The United Nations, in a briefing at UN headquarters in New York on Friday, clarified that its earlier reported death toll of 4,460 was “based on estimates and not actual confirmed deaths.” The world body deferred to the official Philippine count or that of the NDRRMC.
Both the NDRRMC and the UN, however, said they expected this figure to rise as relief and rescue efforts get underway.
Aside from the count of retrieved bodies and reports of the missing, the NDRRMC listed 12,487 injured as of Saturday.
In Tacloban City, the hardest hit area, City Administrator Tecson John Lim said 802 bodies had been recovered.
Lim admitted, however, that only 535 cadavers had been placed in body bags and only 392 had been buried in a mass gave in Basper Cemetery.
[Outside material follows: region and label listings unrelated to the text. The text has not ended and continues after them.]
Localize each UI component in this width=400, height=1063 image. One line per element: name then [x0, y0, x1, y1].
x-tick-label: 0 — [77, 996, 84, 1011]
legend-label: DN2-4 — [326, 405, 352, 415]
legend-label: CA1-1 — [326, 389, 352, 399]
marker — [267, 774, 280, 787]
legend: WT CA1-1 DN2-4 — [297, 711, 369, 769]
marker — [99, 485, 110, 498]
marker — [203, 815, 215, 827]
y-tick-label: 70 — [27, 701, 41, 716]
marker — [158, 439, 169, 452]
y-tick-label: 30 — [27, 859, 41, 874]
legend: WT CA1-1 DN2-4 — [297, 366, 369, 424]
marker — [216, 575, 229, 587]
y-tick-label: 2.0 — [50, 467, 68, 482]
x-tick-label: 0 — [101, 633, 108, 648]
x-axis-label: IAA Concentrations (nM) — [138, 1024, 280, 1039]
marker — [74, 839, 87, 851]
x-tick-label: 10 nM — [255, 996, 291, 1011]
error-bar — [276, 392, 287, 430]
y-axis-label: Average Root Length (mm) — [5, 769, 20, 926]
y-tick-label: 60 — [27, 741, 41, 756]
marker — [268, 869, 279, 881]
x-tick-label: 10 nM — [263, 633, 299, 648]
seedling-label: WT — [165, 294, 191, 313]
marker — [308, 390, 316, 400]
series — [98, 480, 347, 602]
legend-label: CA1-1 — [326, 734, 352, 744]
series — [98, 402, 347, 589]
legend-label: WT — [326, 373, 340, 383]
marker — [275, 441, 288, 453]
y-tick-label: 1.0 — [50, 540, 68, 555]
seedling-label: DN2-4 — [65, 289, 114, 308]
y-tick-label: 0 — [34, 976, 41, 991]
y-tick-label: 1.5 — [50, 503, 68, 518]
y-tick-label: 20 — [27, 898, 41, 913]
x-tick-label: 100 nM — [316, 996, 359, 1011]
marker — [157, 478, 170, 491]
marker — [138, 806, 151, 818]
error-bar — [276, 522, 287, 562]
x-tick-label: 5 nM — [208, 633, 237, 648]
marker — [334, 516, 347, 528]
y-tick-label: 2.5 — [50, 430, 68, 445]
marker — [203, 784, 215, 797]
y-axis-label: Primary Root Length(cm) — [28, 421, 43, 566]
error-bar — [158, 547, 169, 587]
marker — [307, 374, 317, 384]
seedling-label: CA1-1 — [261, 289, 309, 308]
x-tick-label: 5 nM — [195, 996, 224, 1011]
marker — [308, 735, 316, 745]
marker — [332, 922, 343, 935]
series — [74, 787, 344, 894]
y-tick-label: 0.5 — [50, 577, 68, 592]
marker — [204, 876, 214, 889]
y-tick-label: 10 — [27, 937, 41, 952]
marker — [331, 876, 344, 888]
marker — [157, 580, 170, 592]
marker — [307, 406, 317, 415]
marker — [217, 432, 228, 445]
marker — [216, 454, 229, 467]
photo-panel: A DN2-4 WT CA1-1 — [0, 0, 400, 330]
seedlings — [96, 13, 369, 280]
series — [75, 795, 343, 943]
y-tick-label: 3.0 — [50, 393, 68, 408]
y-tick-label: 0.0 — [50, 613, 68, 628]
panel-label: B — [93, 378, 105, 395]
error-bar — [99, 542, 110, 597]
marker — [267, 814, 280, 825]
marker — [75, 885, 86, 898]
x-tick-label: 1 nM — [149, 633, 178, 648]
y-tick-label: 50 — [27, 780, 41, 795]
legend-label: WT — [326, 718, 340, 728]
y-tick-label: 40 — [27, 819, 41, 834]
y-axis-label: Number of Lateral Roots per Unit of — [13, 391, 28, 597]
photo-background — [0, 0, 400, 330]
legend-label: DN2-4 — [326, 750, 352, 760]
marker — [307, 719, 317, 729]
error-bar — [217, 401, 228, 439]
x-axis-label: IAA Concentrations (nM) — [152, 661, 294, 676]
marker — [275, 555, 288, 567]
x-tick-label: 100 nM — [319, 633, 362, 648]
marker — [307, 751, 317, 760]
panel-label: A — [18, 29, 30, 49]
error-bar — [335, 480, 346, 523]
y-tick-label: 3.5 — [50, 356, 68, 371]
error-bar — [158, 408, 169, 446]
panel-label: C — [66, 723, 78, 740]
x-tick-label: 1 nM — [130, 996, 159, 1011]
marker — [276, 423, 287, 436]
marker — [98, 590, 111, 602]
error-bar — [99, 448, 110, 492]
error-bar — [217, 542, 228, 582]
The National Bureau of Investigation is working with a task force in Tacloban City to help retrieve and identify the dead.
He said the task force was composed of the NBI, Scene of the Crime operatives of the Philippine National Police, the Bureau of Fire Protection and contingents from the Metro Manila Development Authority.
Dr. Reynaldo Romero, NBI medico legal officer in Tacloban City, said forensic experts from Interpol were expected to arrive in the city to help in the identification of the bodies.
Romero said Barangay San Jose near the Tacloban City airport had the most number of bodies found.
In many affected areas, Romero said, many bodies had yet to be found.
“Almost all the bodies that have been retrieved remain unidentified and unburied,” he said.
Romero also said that a site had been identified as a “collective temporary mass burial site.”
He said 342 bodies had been brought to Basper Cemetery for interment.
The final identification of the bodies could take a while, he said.
Meanwhile, the British Foreign Office is urgently looking into reports that a British man and his family may have been killed by Yolanda while visiting the Philippines.
Colin Bembridge, a 61-year-old pharmacist from the northeast of England, his Filipino partner Maybelle, 35, and their three-year-old daughter Victoria had not been seen since the typhoon struck, the UK’s Channel Four News reported.
They were visiting Maybelle’s relatives and had rented a beach house in the coastal village of Baybay close to Tacloban.
But the house was destroyed, leaving only its wreckage, including a games console belonging to the daughter.
“I just want to know whether they are dead or whether they were blown by the winds,” Maybelle’s mother, Lydia Go, 79, told the broadcaster.
A British Foreign Office spokesperson said: “We are aware of reports that a British national was killed by Typhoon Haiyan. We are urgently looking into these reports.”